案の定、クナイは顔から地面に突っ込んでいた。今はバトルフィールドだから、少しダメージを受けていた。
「なんで避けるんですか!?」
「今はまだバトルフィールドだぞ。検証が終わったならプライベートルームに戻るぞ」
「はぁぃ……」
リリィは最近、ステータスを更新してないなと思い、ステータスを更新してからプライベートルームに戻った。

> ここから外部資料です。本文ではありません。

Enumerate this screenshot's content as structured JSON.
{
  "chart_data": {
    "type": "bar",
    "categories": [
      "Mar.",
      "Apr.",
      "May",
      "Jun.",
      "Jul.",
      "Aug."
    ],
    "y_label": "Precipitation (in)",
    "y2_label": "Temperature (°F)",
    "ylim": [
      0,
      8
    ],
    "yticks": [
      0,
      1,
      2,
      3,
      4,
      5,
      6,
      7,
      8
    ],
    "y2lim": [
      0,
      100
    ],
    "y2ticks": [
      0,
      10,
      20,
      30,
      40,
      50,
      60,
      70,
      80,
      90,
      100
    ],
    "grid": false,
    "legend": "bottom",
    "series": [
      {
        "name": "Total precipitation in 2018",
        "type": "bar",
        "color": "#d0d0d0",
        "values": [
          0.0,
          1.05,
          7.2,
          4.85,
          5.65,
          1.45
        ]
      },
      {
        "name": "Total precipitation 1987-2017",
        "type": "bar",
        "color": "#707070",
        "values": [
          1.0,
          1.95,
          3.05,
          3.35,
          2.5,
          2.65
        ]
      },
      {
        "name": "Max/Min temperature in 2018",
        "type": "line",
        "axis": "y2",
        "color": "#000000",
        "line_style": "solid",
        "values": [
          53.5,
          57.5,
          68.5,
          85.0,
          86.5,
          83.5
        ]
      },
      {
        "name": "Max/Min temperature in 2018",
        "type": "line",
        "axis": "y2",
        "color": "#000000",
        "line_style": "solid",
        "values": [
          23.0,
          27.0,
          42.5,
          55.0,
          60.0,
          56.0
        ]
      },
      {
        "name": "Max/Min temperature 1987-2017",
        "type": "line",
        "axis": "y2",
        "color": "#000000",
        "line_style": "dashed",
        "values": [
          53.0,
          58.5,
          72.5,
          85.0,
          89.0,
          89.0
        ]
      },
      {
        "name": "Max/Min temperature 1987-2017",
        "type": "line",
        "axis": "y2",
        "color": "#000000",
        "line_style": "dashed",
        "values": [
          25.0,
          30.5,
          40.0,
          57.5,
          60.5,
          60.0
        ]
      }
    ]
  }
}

もちろん、約束は守って戻ってから10分間、抱き着かせてあげた。
本当に、中身が男だとわかっていても抱き着くなんて変な奴だな…………
ステータス
リリィ
種族 座敷童子
HP 690/690
MP 415/415
STR 151→163
DEF 65→78
AGI 210→285
DEX 59→86
INT 171→201
MDF 145→165
VIT 140→180
LUK 9999
ポイント 0
金額 1413800yen
〈スキル〉
浮遊術Lv.42、武器解放Lv.39、ステップLv.42、危険察知Lv.37、魔屍のオーラLv.31、黒太刀Lv.39、製薬術Lv.31、サモンテイムLv.35、純闇魔法Lv.26、鍛治Lv.27、ベルゼブブLv.1
〈称号〉
幸運を司る者、ユニークを倒し者、聖母を殺めし者、蝿の王
〈装備〉
武器 聖母殺しの剣 STR+90 AGI+50 LUK-50%
頭防備 輪廻の髪飾り DEF+20 INT+40 スタミナ補正-50% LUK-50%
体防備 菊花の和服 DEF+15 AGI+20 LUK-50%
腕防備 なし
脚防備 草履 AGI+2
アクセサリー
その一 スライムの指輪 DEF+2
そのニ 疾走の指輪 AGI+2
その三 邪心のロザリオ INT+80 MDF+100 LUK-50%
〈サモンテイム〉
・ドーラ(夢魔の人形) レベル25
また新しい力を手に入れました。この先はどうなるのか、楽しみにしていてくださいね。
〈称号〉に蝿の王を加えました。
【ベルゼブブ】を使った人が得る称号。効果はなし。